Chronique Trembler te va si bien de Wataya Risa

Yoshika est une jeune femme de 26 ans qui cherche sa place dans le monde. Rêveuse, elle nous fait partager ses incertitudes existentielles et amoureuses. Tour à tour drôle, lucide, parfois ingénu, Trembler te va si bien est un roman réjouissant.

Employée dans l’entreprise K.K au service comptabilité, Yoshika jongle avec les chiffres et les additions à longueur de journée. Elle vit seule à Tokyo et nourrit une passion peu commune pour les espèces animales éteintes. Dotée d’un sérieux sens de l’humour et d’un esprit affûté, elle nous raconte ses petites péripéties quotidiennes, comme le jour où elle manque de mourir quand sa couette prend feu, ou lorsqu’elle feint une grossesse pour avoir un congé longue durée.
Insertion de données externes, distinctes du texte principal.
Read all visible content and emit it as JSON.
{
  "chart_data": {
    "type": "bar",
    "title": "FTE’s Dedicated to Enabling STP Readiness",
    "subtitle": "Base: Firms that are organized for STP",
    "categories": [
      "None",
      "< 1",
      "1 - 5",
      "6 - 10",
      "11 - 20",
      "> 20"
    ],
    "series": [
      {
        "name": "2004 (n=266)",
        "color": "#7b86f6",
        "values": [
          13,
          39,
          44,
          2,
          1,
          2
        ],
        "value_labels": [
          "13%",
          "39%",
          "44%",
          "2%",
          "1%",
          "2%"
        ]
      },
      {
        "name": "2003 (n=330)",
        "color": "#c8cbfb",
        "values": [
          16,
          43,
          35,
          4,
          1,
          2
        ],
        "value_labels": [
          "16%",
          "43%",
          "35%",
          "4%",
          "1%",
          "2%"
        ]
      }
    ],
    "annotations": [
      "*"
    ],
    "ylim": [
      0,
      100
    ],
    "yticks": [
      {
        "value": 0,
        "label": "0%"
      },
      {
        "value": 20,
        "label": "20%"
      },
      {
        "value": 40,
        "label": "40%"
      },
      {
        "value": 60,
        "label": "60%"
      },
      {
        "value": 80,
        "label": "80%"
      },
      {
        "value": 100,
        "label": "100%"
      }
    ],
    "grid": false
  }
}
Surtout, la jeune femme est une grande rêveuse qui vit de souvenirs chéris, la tête dans les étoiles. Elle cogite non-stop sur son devenir et s’interroge sur ses aspirations. Il faut dire qu’avec deux « amoureux », il y a de quoi perdre le fil ! Entre Ichi, son amour de jeunesse idéalisé avec qui elle reprend contact, et Ni, « ex-sportif affublé d’un petit début de bidon propre au buveur de bière » qui lui fait sa déclaration, la jeune femme navigue en eaux troubles. Elle sonde son cœur, se cherche, se perd un peu aussi pour se rendre compte qu’on ne peut choisir unilatéralement qui sera l’homme de sa vie. Après Install et Appel du pied, tous deux édités par Philippe Picquier, la jeune romancière Wataya Risa quitte les bancs du lycée et nous propose une chronique faussement légère sur ces passages charnières que sont l’entrée dans la vie active et les premiers engagements amoureux. Ballottée entre son enfance passée et son désir de trouver un sens à sa vie, Yoshika livre pêle-mêle ses émotions brutes et ses réflexions tantôt lucides, tantôt joliment candides. Cette sensibilité où affleurent les contradictions est la force de ce roman à l’écriture fluide, sans paraphrases superflues. Mais ne vous fiez pas à l’apparente légèreté de Trembler te va si bien ! Derrière la voix singulière sourd un rejet des représentations sociales qui entravent l’émancipation et l’épanouissement de l’individualité.